Diese Ergebnisse hätten sich ihm als jungem Wissenschaftler so eingebrannt, dass ihm bei der Lektüre von Knuts Autopsiebericht schon fast klar gewesen sei: "Das muss eine autoimmune Hirnentzündung sein", sagt der Forscher.
Im Leibniz-Institut für Zoo- und Wildtierforschung (IZW) lagern bis heute Gewebeproben aus dem Gehirn des Eisbären. Gemeinsam mit Alex Greenwood vom Leibniz-Institut für Zoo- und Wildtierforschung, der Knuts erste Autopsie vorgenommen hatte, entdeckte Prüß in dem Gewebe Antikörper gegen den NMDA-Rezeptor der Hirnzellen.
Fortschritt für Mensch und Tier
Die Forscher hoffen nun, die Erkenntnisse und Aufmerksamkeit nutzen zu können, um die Behandlung und Diagnose von Menschen und Tieren mit Anti-NMDA-Rezeptor-Enzephalitis zu verbessern. Weil die Krankheit zum Teil noch immer unbekannt sei, würden viele Patienten in die Psychiatrie eingewiesen, erläuterte Prüß. Dabei seien sie gut mit einer Blutwäsche oder Medikamenten behandelbar.
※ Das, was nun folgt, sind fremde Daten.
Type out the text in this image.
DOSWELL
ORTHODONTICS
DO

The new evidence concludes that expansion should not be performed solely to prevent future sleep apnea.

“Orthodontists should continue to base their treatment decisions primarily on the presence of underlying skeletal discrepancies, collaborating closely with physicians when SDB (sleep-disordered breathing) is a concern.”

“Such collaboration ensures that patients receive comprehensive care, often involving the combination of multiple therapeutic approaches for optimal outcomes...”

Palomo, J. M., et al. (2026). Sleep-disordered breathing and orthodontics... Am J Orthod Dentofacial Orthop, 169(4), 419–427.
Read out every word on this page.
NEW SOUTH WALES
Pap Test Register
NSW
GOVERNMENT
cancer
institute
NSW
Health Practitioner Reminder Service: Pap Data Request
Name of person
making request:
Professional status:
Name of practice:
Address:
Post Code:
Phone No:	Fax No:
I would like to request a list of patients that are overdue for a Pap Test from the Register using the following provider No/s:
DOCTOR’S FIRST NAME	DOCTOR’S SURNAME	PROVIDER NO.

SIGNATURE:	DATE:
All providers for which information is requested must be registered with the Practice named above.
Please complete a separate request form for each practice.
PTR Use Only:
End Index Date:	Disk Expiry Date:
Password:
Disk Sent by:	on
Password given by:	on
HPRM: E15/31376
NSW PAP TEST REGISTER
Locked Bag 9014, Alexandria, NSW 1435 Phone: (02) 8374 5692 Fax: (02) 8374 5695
"Durch Knut ist jetzt ein gewisser Bekanntheitsgrad zu erwarten, der für solche Patienten hoffen lässt", so Prüß. Auch einige Tiere können nun möglicherweise gezielter behandelt werden: In Zoos leiden immer wieder Tiere an einer Hirnentzündung. "Ein Drittel der Fälle sind unaufgeklärt", sagt Greenwood. "Knut hat Pech gehabt, weil er ins Wasser gefallen ist. Aber es gibt Medikamente, mit denen man Tiere behandeln kann."